Al entrar en ella, vio el dispositivo que había organizado Germán. Ante un mapa desplegado sobre la mesa del comedor, daba gritos por el teléfono, calculaba posibles rutas, preguntaba si habían soltado a alguien de la cárcel. El hijo iba y venía obedeciendo a sus demandas, una cerveza, otra para el cabo de la Guardia Civil, no, que estaba de servicio. Que no fuera flojo y él también se marchara a preguntar en la discoteca del pueblo y a los chicos que podían conocerla. Vamos, que no fuera tan ineficaz como su madre. Arrea y trae algo consistente. Algo que nos sirva.
Aurora confirmó que nadie sabía nada. Las amigas se quedaron horrorizadas cuando se lo preguntó, en el trabajo estaban sorprendidos, y nadie la había visto la noche anterior.
¡Qué inutilidad de mujer!, resopló Germán. ¿Al banco no se le había ocurrido ir?, preguntó de mal modo. No, claro, a la señora no se le ocurría. Pues que supiera que había desaparecido dinero de la cuenta. ¿De verdad?, la cara de sorpresa de Aurora era convincente. Y una sonrisa se instaló en sus ojos.

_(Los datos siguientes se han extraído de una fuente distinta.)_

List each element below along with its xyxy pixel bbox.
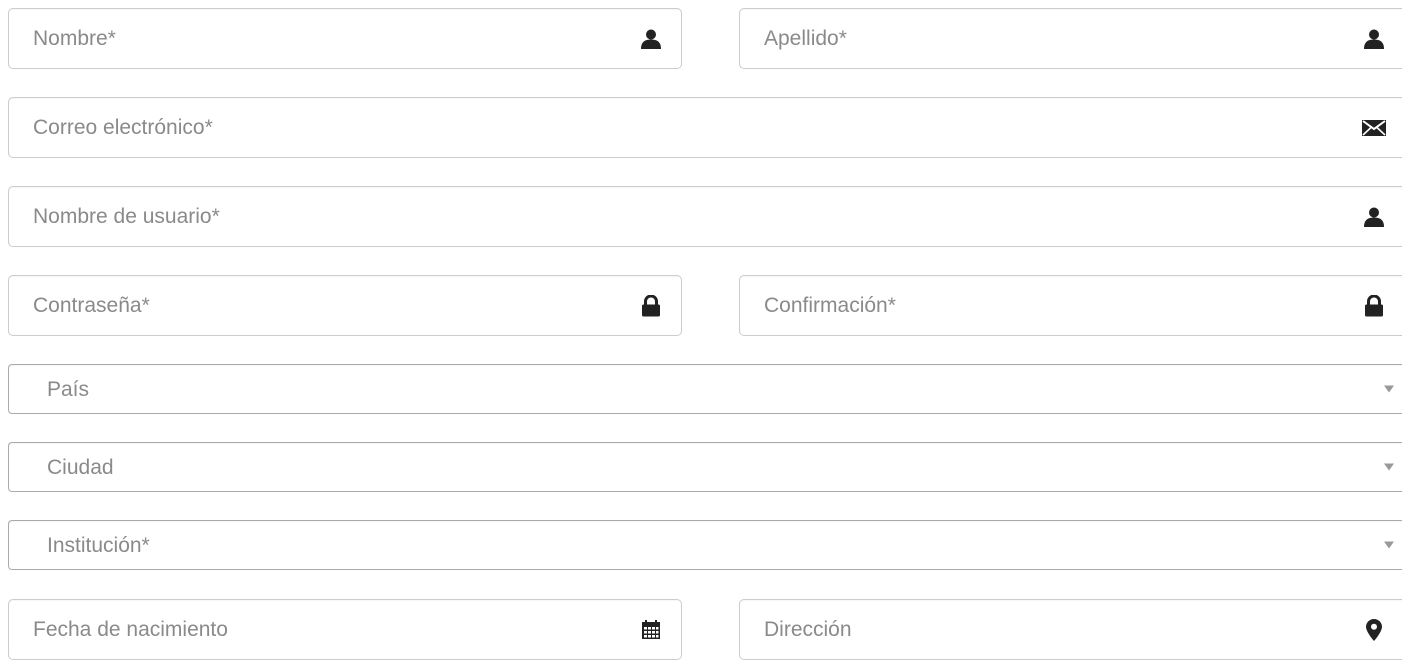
lock-icon bbox=[1362, 294, 1386, 318]
country-select-label: País bbox=[47, 377, 90, 401]
email-input[interactable] bbox=[9, 98, 1402, 157]
user-icon bbox=[639, 27, 663, 51]
username-input[interactable] bbox=[9, 187, 1402, 246]
last-name-field[interactable] bbox=[739, 8, 1402, 69]
email-field[interactable] bbox=[8, 97, 1402, 158]
last-name-input[interactable] bbox=[740, 9, 1402, 68]
calendar-icon[interactable] bbox=[639, 618, 663, 642]
address-field[interactable] bbox=[739, 599, 1402, 660]
password-confirm-field[interactable] bbox=[739, 275, 1402, 336]
caret-down-icon[interactable] bbox=[1384, 541, 1394, 549]
password-field[interactable] bbox=[8, 275, 682, 336]
caret-down-icon[interactable] bbox=[1384, 463, 1394, 471]
user-icon bbox=[1362, 205, 1386, 229]
birth-date-input[interactable] bbox=[9, 600, 681, 659]
institution-select-label: Institución* bbox=[47, 533, 150, 557]
country-select[interactable]: País bbox=[8, 364, 1402, 414]
institution-select[interactable]: Institución* bbox=[8, 520, 1402, 570]
city-select[interactable]: Ciudad bbox=[8, 442, 1402, 492]
password-input[interactable] bbox=[9, 276, 681, 335]
lock-icon bbox=[639, 294, 663, 318]
user-icon bbox=[1362, 27, 1386, 51]
city-select-label: Ciudad bbox=[47, 455, 114, 479]
map-marker-icon bbox=[1362, 618, 1386, 642]
first-name-input[interactable] bbox=[9, 9, 681, 68]
caret-down-icon[interactable] bbox=[1384, 385, 1394, 393]
password-confirm-input[interactable] bbox=[740, 276, 1402, 335]
address-input[interactable] bbox=[740, 600, 1402, 659]
first-name-field[interactable] bbox=[8, 8, 682, 69]
username-field[interactable] bbox=[8, 186, 1402, 247]
birth-date-field[interactable] bbox=[8, 599, 682, 660]
envelope-icon bbox=[1362, 116, 1386, 140]
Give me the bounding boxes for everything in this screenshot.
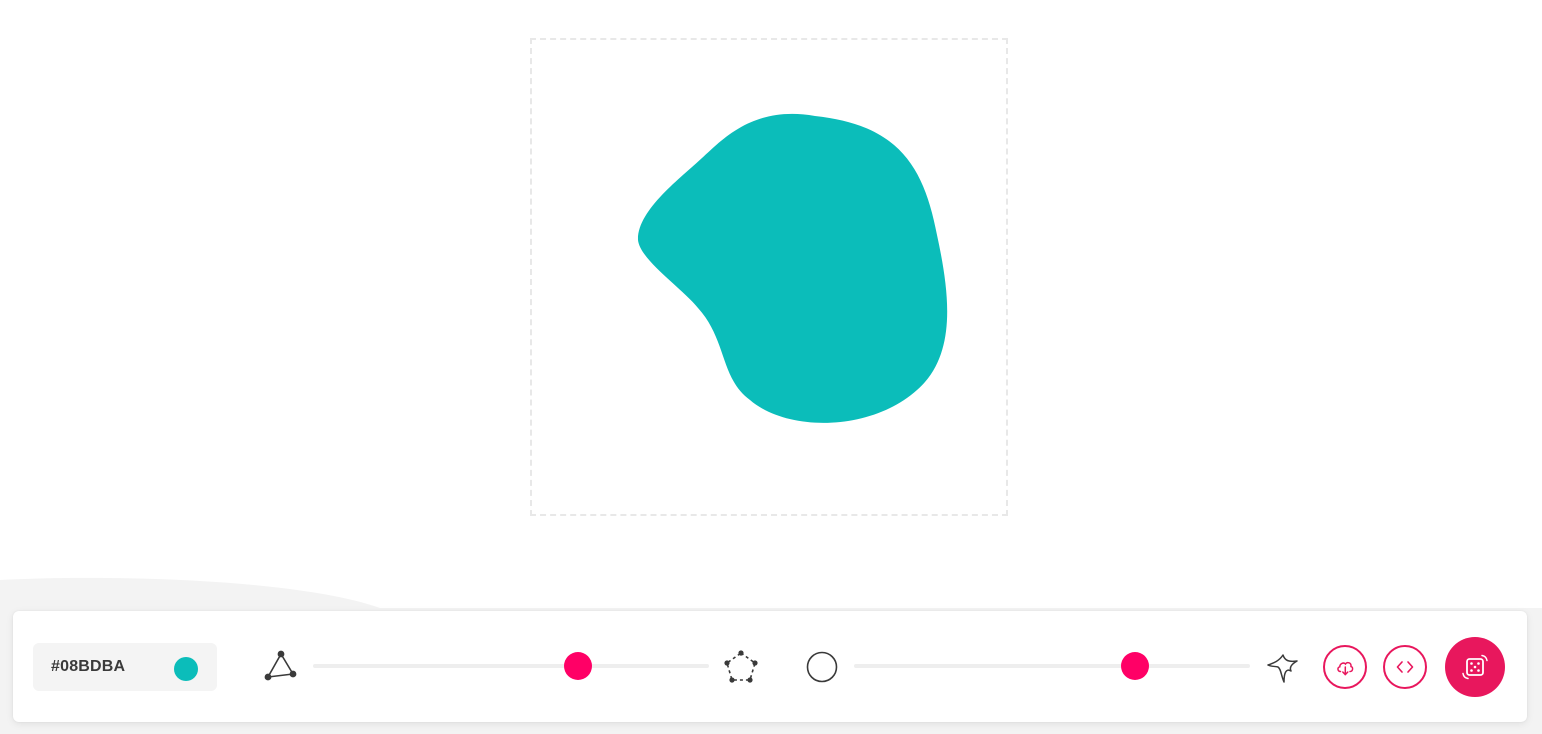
color-swatch[interactable]: [174, 657, 198, 681]
spiky-star-icon: [1265, 649, 1301, 685]
pentagon-nodes-icon: [723, 649, 759, 685]
blob-generator-page: #08BDBA: [0, 0, 1542, 734]
toolbar: #08BDBA: [13, 611, 1527, 722]
circle-icon: [805, 650, 839, 684]
complexity-slider[interactable]: [313, 652, 709, 680]
complexity-slider-thumb[interactable]: [564, 652, 593, 680]
randomize-button[interactable]: [1445, 637, 1505, 697]
blob-canvas: [530, 38, 1008, 516]
blob-shape: [637, 113, 948, 423]
contrast-slider-thumb[interactable]: [1121, 652, 1150, 680]
view-code-button[interactable]: [1383, 645, 1427, 689]
contrast-slider[interactable]: [854, 652, 1250, 680]
dice-icon: [1462, 654, 1488, 680]
download-button[interactable]: [1323, 645, 1367, 689]
triangle-nodes-icon: [263, 649, 299, 683]
complexity-slider-track: [313, 664, 709, 668]
color-picker[interactable]: #08BDBA: [33, 643, 217, 691]
contrast-slider-track: [854, 664, 1250, 668]
code-brackets-icon: [1396, 661, 1414, 673]
cloud-download-icon: [1337, 661, 1354, 676]
color-hex-label: #08BDBA: [51, 658, 126, 675]
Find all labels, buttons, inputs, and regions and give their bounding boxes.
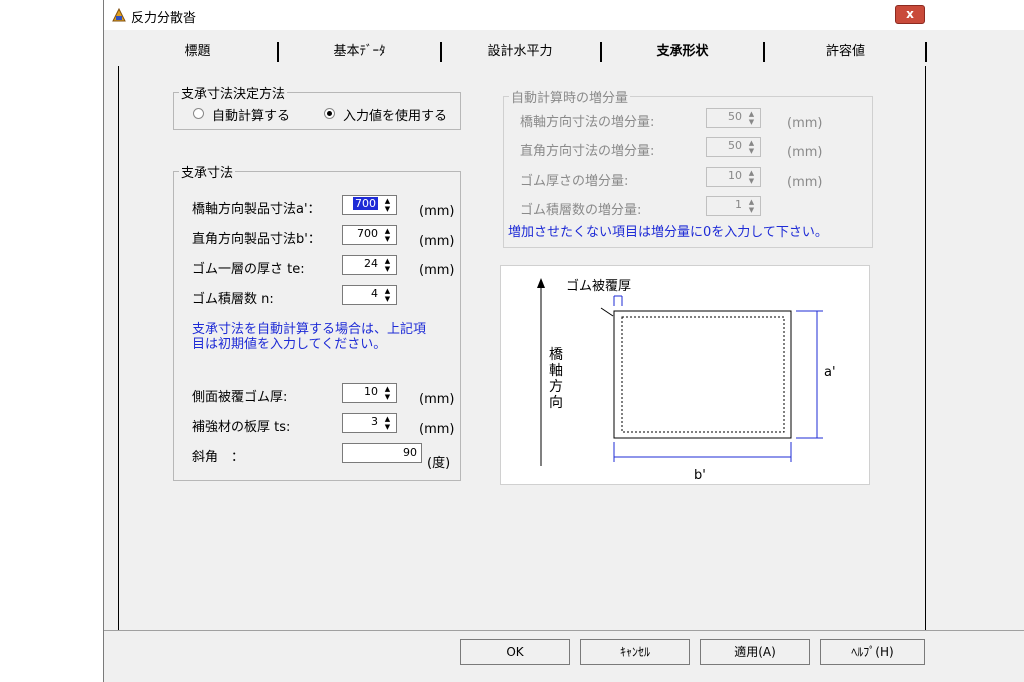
unit-a: (mm) bbox=[419, 204, 455, 219]
label-a: 橋軸方向製品寸法a'： bbox=[192, 202, 321, 217]
label-inc-layers: ゴム積層数の増分量: bbox=[520, 203, 642, 218]
label-te: ゴム一層の厚さ te: bbox=[192, 262, 305, 277]
help-button[interactable]: ﾍﾙﾌﾟ(H) bbox=[820, 639, 925, 665]
title-bar[interactable] bbox=[104, 0, 1024, 30]
label-b: 直角方向製品寸法b'： bbox=[192, 232, 321, 247]
spin-inc-rubber-value[interactable]: 10 bbox=[728, 169, 742, 182]
tab-separator bbox=[440, 42, 442, 62]
radio-auto-label[interactable]: 自動計算する bbox=[212, 105, 290, 124]
spin-te-value[interactable]: 24 bbox=[364, 257, 378, 270]
label-cover: 側面被覆ゴム厚: bbox=[192, 390, 288, 405]
spin-inc-layers-value[interactable]: 1 bbox=[735, 198, 742, 211]
spin-inc-rubber[interactable]: 10 ▲ ▼ bbox=[706, 167, 761, 187]
radio-input-label[interactable]: 入力値を使用する bbox=[343, 105, 447, 124]
ok-button[interactable]: OK bbox=[460, 639, 570, 665]
spin-b-value[interactable]: 700 bbox=[357, 227, 378, 240]
unit-inc-rubber: (mm) bbox=[787, 175, 823, 190]
spin-inc-layers[interactable]: 1 ▲ ▼ bbox=[706, 196, 761, 216]
method-group-title: 支承寸法決定方法 bbox=[179, 83, 288, 102]
spin-arrows-icon[interactable]: ▲ ▼ bbox=[380, 287, 395, 303]
spin-inc-perp[interactable]: 50 ▲ ▼ bbox=[706, 137, 761, 157]
spin-cover[interactable]: 10 ▲ ▼ bbox=[342, 383, 397, 403]
tab-basic-data[interactable]: 基本ﾃﾞｰﾀ bbox=[282, 38, 437, 66]
spin-inc-axial[interactable]: 50 ▲ ▼ bbox=[706, 108, 761, 128]
dims-note: 支承寸法を自動計算する場合は、上記項目は初期値を入力してください。 bbox=[192, 322, 427, 352]
spin-ts-value[interactable]: 3 bbox=[371, 415, 378, 428]
spin-arrows-icon[interactable]: ▲ ▼ bbox=[744, 110, 759, 126]
apply-button[interactable]: 適用(A) bbox=[700, 639, 810, 665]
spin-a[interactable]: 700 ▲ ▼ bbox=[342, 195, 397, 215]
spin-inc-axial-value[interactable]: 50 bbox=[728, 110, 742, 123]
tab-design-horizontal-force[interactable]: 設計水平力 bbox=[445, 38, 595, 66]
diagram-a-label: a' bbox=[824, 365, 836, 380]
tab-allowable[interactable]: 許容値 bbox=[768, 38, 923, 66]
window-title: 反力分散沓 bbox=[131, 11, 197, 26]
increment-note: 増加させたくない項目は増分量に0を入力して下さい。 bbox=[508, 225, 828, 240]
spin-arrows-icon[interactable]: ▲ ▼ bbox=[744, 198, 759, 214]
label-inc-perp: 直角方向寸法の増分量: bbox=[520, 144, 655, 159]
diagram-direction-label: 橋軸方向 bbox=[549, 347, 563, 411]
diagram-b-label: b' bbox=[694, 468, 706, 483]
increment-group-title: 自動計算時の増分量 bbox=[509, 87, 631, 106]
radio-auto[interactable] bbox=[193, 108, 204, 119]
spin-arrows-icon[interactable]: ▲ ▼ bbox=[744, 169, 759, 185]
spin-arrows-icon[interactable]: ▲ ▼ bbox=[380, 197, 395, 213]
spin-ts[interactable]: 3 ▲ ▼ bbox=[342, 413, 397, 433]
unit-inc-axial: (mm) bbox=[787, 116, 823, 131]
tab-separator bbox=[763, 42, 765, 62]
unit-skew: (度) bbox=[427, 456, 451, 471]
spin-arrows-icon[interactable]: ▲ ▼ bbox=[380, 257, 395, 273]
unit-cover: (mm) bbox=[419, 392, 455, 407]
radio-input[interactable] bbox=[324, 108, 335, 119]
tab-separator bbox=[925, 42, 927, 62]
spin-b[interactable]: 700 ▲ ▼ bbox=[342, 225, 397, 245]
label-inc-rubber: ゴム厚さの増分量: bbox=[520, 174, 629, 189]
unit-b: (mm) bbox=[419, 234, 455, 249]
tab-title[interactable]: 標題 bbox=[120, 38, 275, 66]
dims-group-title: 支承寸法 bbox=[179, 162, 236, 181]
tab-separator bbox=[277, 42, 279, 62]
app-icon bbox=[111, 7, 127, 23]
close-icon: x bbox=[906, 7, 914, 21]
label-inc-axial: 橋軸方向寸法の増分量: bbox=[520, 115, 655, 130]
spin-arrows-icon[interactable]: ▲ ▼ bbox=[744, 139, 759, 155]
unit-inc-perp: (mm) bbox=[787, 145, 823, 160]
tab-separator bbox=[600, 42, 602, 62]
spin-arrows-icon[interactable]: ▲ ▼ bbox=[380, 227, 395, 243]
spin-arrows-icon[interactable]: ▲ ▼ bbox=[380, 385, 395, 401]
label-skew: 斜角 ： bbox=[192, 450, 245, 465]
spin-cover-value[interactable]: 10 bbox=[364, 385, 378, 398]
spin-arrows-icon[interactable]: ▲ ▼ bbox=[380, 415, 395, 431]
spin-inc-perp-value[interactable]: 50 bbox=[728, 139, 742, 152]
unit-te: (mm) bbox=[419, 263, 455, 278]
cancel-button[interactable]: ｷｬﾝｾﾙ bbox=[580, 639, 690, 665]
spin-a-value[interactable]: 700 bbox=[353, 197, 378, 210]
tab-bearing-shape[interactable]: 支承形状 bbox=[605, 38, 760, 66]
spin-n[interactable]: 4 ▲ ▼ bbox=[342, 285, 397, 305]
unit-ts: (mm) bbox=[419, 422, 455, 437]
close-button[interactable]: x bbox=[895, 5, 925, 24]
spin-n-value[interactable]: 4 bbox=[371, 287, 378, 300]
skew-value[interactable]: 90 bbox=[403, 446, 417, 459]
diagram-cover-label: ゴム被覆厚 bbox=[566, 279, 632, 294]
label-ts: 補強材の板厚 ts: bbox=[192, 420, 291, 435]
label-n: ゴム積層数 n: bbox=[192, 292, 274, 307]
spin-te[interactable]: 24 ▲ ▼ bbox=[342, 255, 397, 275]
skew-input[interactable]: 90 bbox=[342, 443, 422, 463]
footer-divider bbox=[104, 630, 1024, 631]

Los días pasaron entre gritos, esperanza y desesperanza, noticias confusas y vio cómo su marido se iba achicando, igual que si un peso invisible le fuera bajando los hombros. Por primera vez sintió cierta piedad por ese hombre.
Cada dos días Aurora iba a Correos. Había abierto un cajetín, el 356, fecha del nacimiento de Elena, el tres de mayo del 2006. Y al cabo de diez días, por fin apareció la postal en la que salía la librería de Paul en Limoges. Su hija ya estaba a salvo.